Que mudanças a Copa pode trazer para as instituições públicas?

Na verdade, o único discurso da política brasileira contemporânea é a combinação da agenda de redistributivismo marginal – que apesar de necessária é insuficiente para enfrentar os desafios do país –, com a agenda do controle exercida por órgãos do governo como as controladorias, que parte de um pressuposto equivocado de que o maior problema do Brasil é a corrupção. Essa agenda "policial", além de travar o desenvolvimento, desvia perigosamente a atenção do país de seus reais problemas. Não estou dizendo que não devem existir controles. Mas que o nosso direito administrativo deva ser reformado para melhorar a gestão do Estado e ser meio para acelerar o desenvolvimento e inibir de fato os desmandos com os recursos públicos – o que não acontece hoje. Muitos dos problemas que tivemos com as obras para a Copa são o resultado combinado de nossa ineficiência com essa estrutura formada por órgãos de controle que torna qualquer iniciativa do Estado um verdadeiro inferno.

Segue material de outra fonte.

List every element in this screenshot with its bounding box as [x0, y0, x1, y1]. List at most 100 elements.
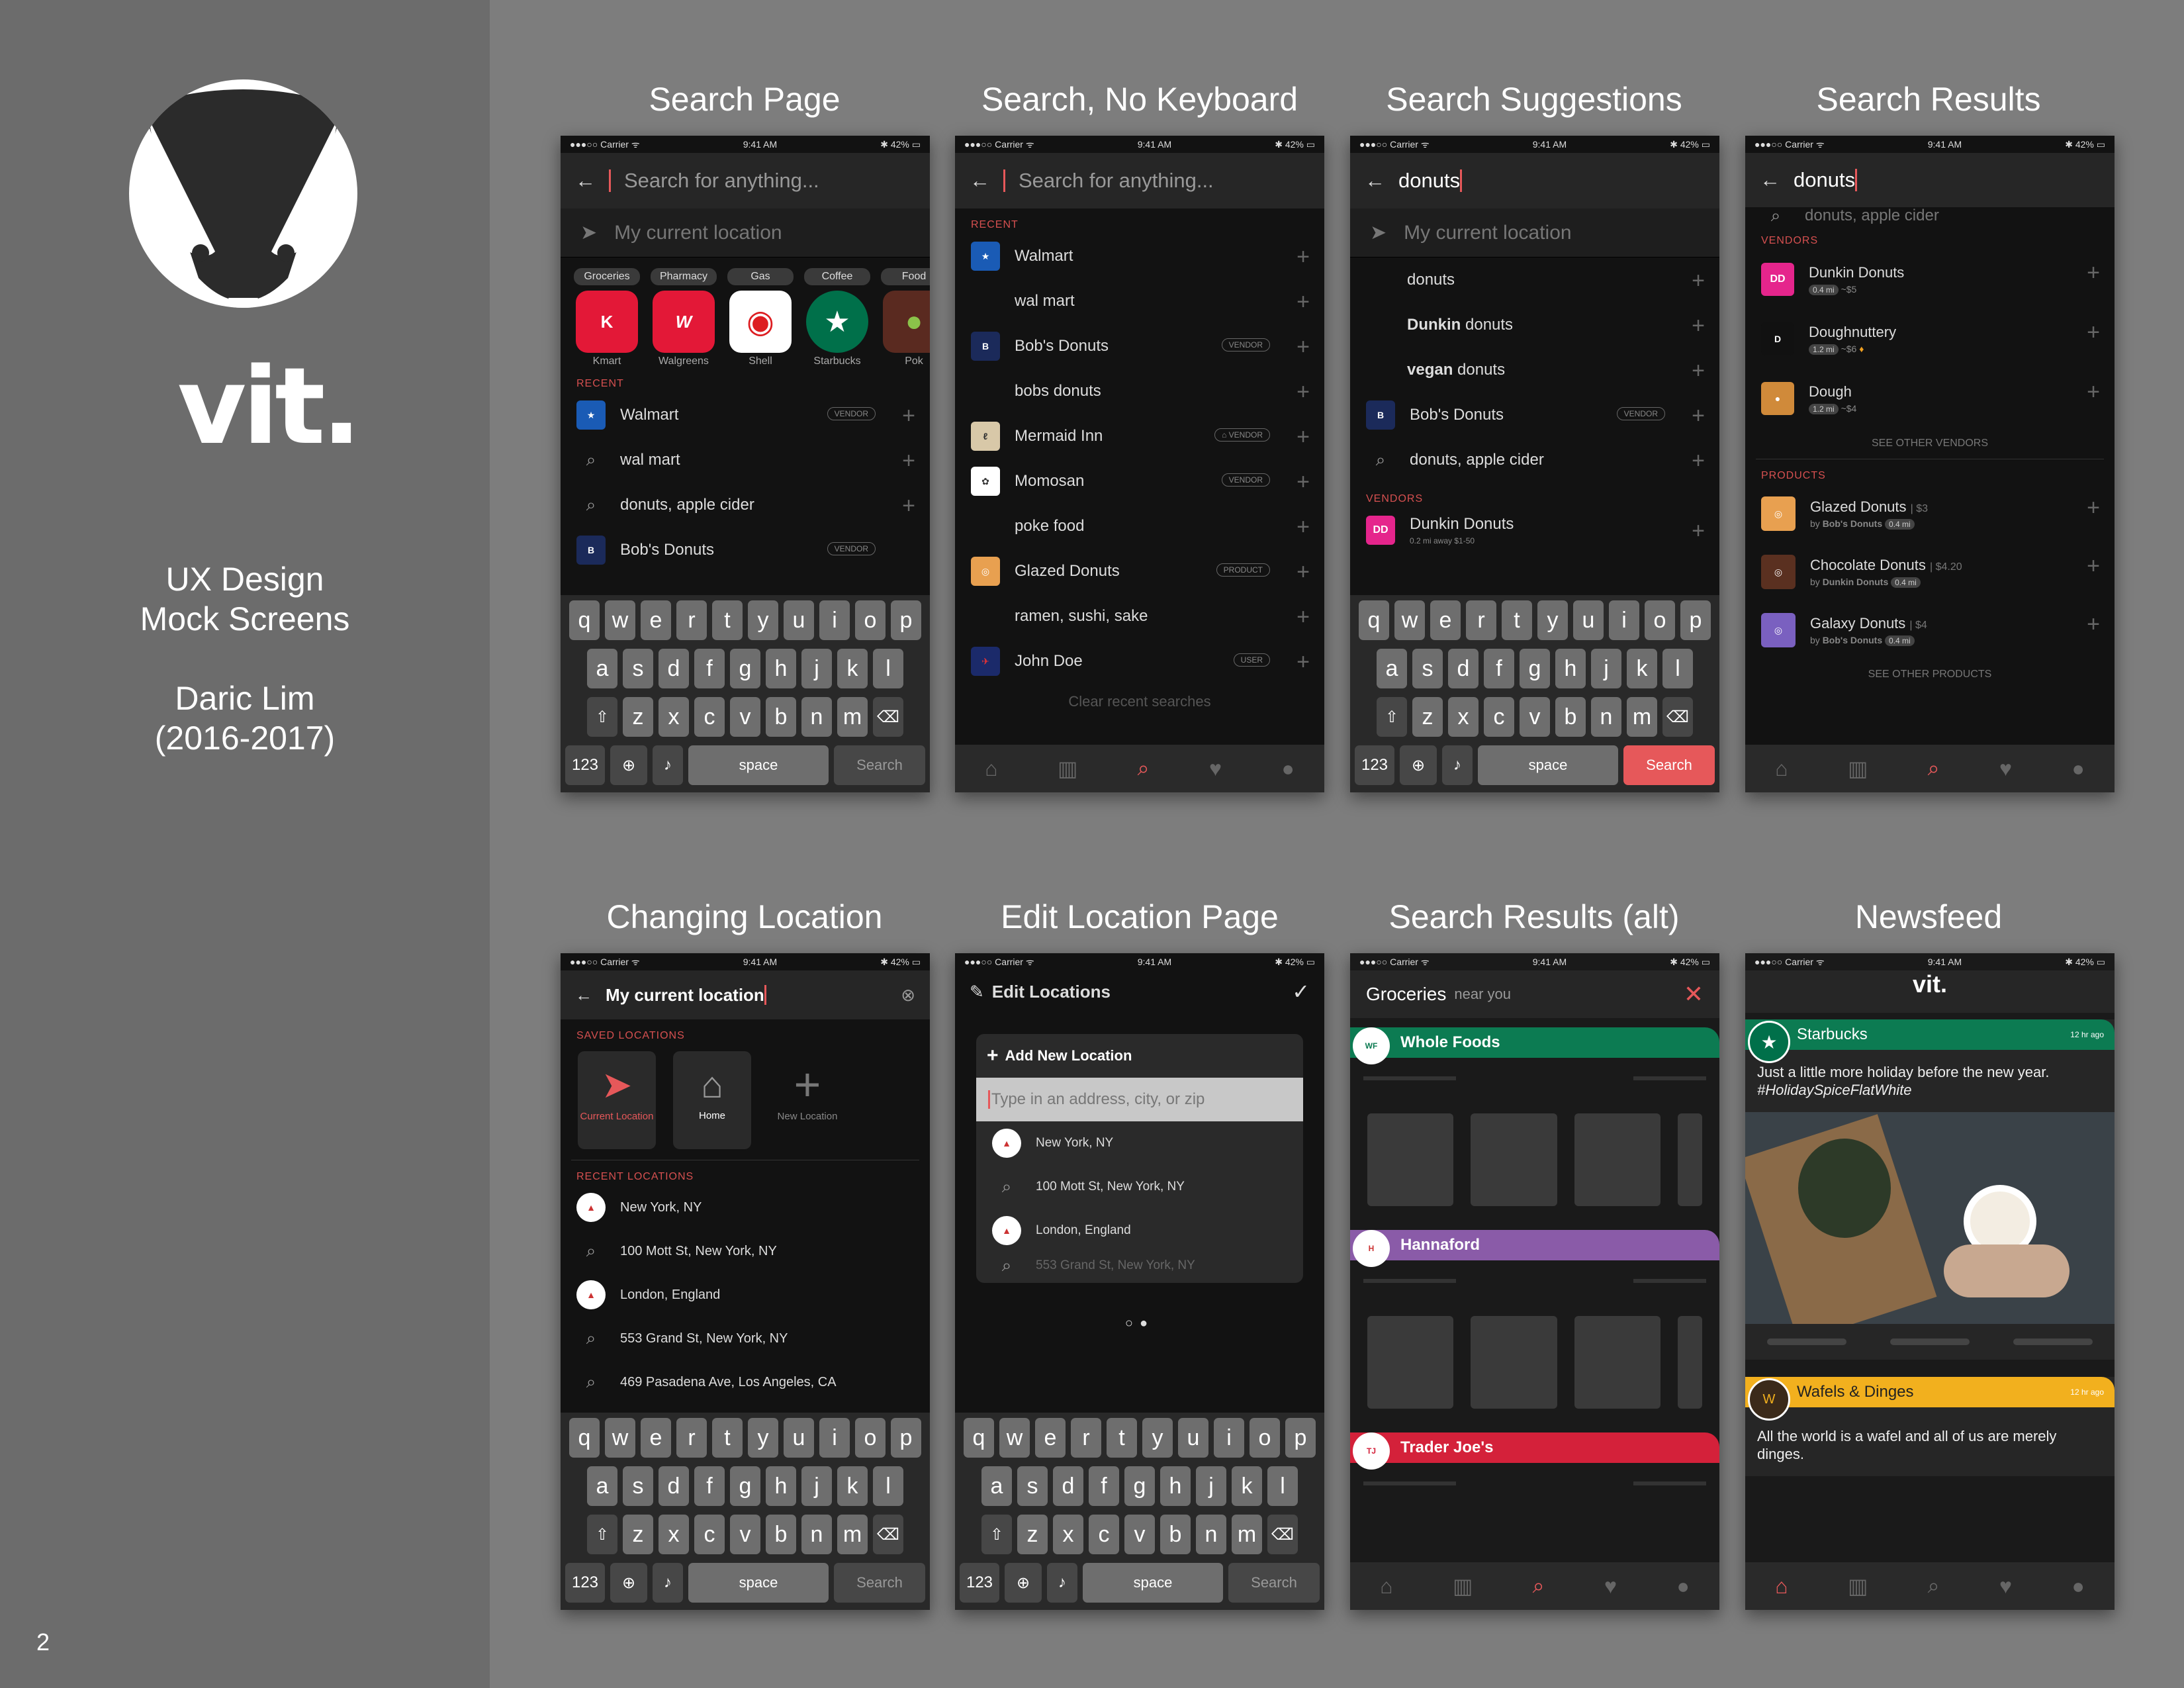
- category-item[interactable]: Coffee ★ Starbucks: [804, 268, 870, 367]
- key[interactable]: d: [659, 1466, 689, 1506]
- heart-tab-icon[interactable]: ♥: [1999, 1574, 2012, 1599]
- key[interactable]: f: [694, 1466, 725, 1506]
- key[interactable]: b: [1160, 1515, 1191, 1554]
- map-tab-icon[interactable]: ▥: [1058, 756, 1077, 781]
- list-item[interactable]: ℓ Mermaid Inn ⌂ VENDOR +: [955, 414, 1324, 459]
- key[interactable]: i: [1214, 1418, 1244, 1458]
- key[interactable]: l: [1267, 1466, 1298, 1506]
- key[interactable]: k: [1627, 649, 1657, 688]
- add-location-button[interactable]: + New Location: [768, 1051, 846, 1149]
- plus-icon[interactable]: +: [1297, 604, 1310, 630]
- key[interactable]: k: [837, 649, 868, 688]
- plus-icon[interactable]: +: [1297, 424, 1310, 450]
- key[interactable]: c: [694, 1515, 725, 1554]
- product-tile[interactable]: [1574, 1113, 1661, 1206]
- plus-icon[interactable]: +: [1692, 448, 1705, 474]
- plus-icon[interactable]: +: [1297, 379, 1310, 405]
- back-arrow-icon[interactable]: ←: [575, 985, 592, 1006]
- shift-key-icon[interactable]: ⇧: [587, 697, 617, 737]
- location-item[interactable]: ⌕ 100 Mott St, New York, NY: [976, 1165, 1303, 1209]
- suggestion-item[interactable]: B Bob's Donuts VENDOR +: [1350, 393, 1719, 438]
- location-item[interactable]: ⌕ 553 Grand St, New York, NY: [561, 1317, 930, 1360]
- key[interactable]: q: [964, 1418, 994, 1458]
- search-tab-icon[interactable]: ⌕: [1138, 756, 1150, 781]
- key[interactable]: r: [1071, 1418, 1101, 1458]
- search-input[interactable]: donuts: [1398, 169, 1460, 193]
- search-tab-icon[interactable]: ⌕: [1533, 1573, 1545, 1599]
- key[interactable]: g: [730, 1466, 760, 1506]
- profile-tab-icon[interactable]: ●: [2071, 1574, 2084, 1599]
- globe-key-icon[interactable]: ⊕: [1400, 745, 1437, 785]
- key[interactable]: o: [855, 1418, 886, 1458]
- search-bar[interactable]: ← Search for anything...: [955, 153, 1324, 209]
- heart-tab-icon[interactable]: ♥: [1604, 1574, 1617, 1599]
- backspace-key-icon[interactable]: ⌫: [1267, 1515, 1298, 1554]
- plus-icon[interactable]: +: [1297, 289, 1310, 315]
- key[interactable]: i: [819, 600, 850, 640]
- space-key[interactable]: space: [1083, 1563, 1223, 1603]
- key[interactable]: q: [569, 1418, 600, 1458]
- plus-icon[interactable]: +: [1297, 514, 1310, 540]
- profile-tab-icon[interactable]: ●: [2071, 757, 2084, 781]
- key[interactable]: w: [605, 1418, 635, 1458]
- key[interactable]: w: [1394, 600, 1425, 640]
- store-section[interactable]: TJ Trader Joe's: [1350, 1432, 1719, 1485]
- list-item[interactable]: ✈ John Doe USER +: [955, 639, 1324, 684]
- space-key[interactable]: space: [688, 745, 829, 785]
- globe-key-icon[interactable]: ⊕: [610, 745, 647, 785]
- location-row[interactable]: ➤ My current location: [1350, 209, 1719, 258]
- plus-icon[interactable]: +: [1692, 358, 1705, 384]
- key[interactable]: x: [659, 1515, 689, 1554]
- location-item[interactable]: ▲ London, England: [561, 1273, 930, 1317]
- product-tile[interactable]: [1367, 1316, 1454, 1409]
- post-header[interactable]: W Wafels & Dinges 12 hr ago: [1745, 1377, 2115, 1421]
- page-indicator[interactable]: ○●: [955, 1316, 1324, 1331]
- key[interactable]: f: [1484, 649, 1514, 688]
- key[interactable]: m: [1627, 697, 1657, 737]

O que a realização deste torneio pode trazer de consequências a curto, médio e longo prazo?

Em primeiro lugar, já trouxe a modernização dos estádios de futebol no país. Isso é muito importante, pois os brasileiros amam o futebol. Em segundo lugar, apesar de atrasadas, muitas obras de infraestrutura serão entregues. Mas o mais importante seria um debate sério e profundo sobre o tipo de reforma de que precisamos para termos o tal "padrão Fifa" nas políticas públicas. Que tipo de Estado é capaz de ofertar educação e saúde de qualidade para a classe média? Pois sabemos pelas experiências mais exitosas no mundo que políticas públicas só para pobres não funcionam nem para pobres. Se a classe média não se interessar pelas políticas de educação e saúde, elas serão como são hoje no Brasil: péssimas.

Como o sr. avalia as manifestações que ocorreram nas várias cidades-sede e também fora do país?

Minha avaliação sobre o aumento da temperatura da política no Brasil é favorável. É melhor as pessoas irem para as ruas reivindicar questões que tenham algum apelo coletivo do que ficarem acomodadas em seus interesses privados. Mas o que sempre pondero é sobre o aproveitamento disso para fecundar mudanças efetivas. Acho que a população das manifestações do ano passado era composta por três grupos: os manipulados pela mídia conservadora com a questão da corrupção; os que pegaram carona na onda para tentar dar sentido atual a abstrações ideológicas do século 19; e uma minoria interessada de fato em lutar por reorientação das principais políticas do Estado. Se esta última motivação conseguir se sobressair sobre as outras, teremos uma vitória.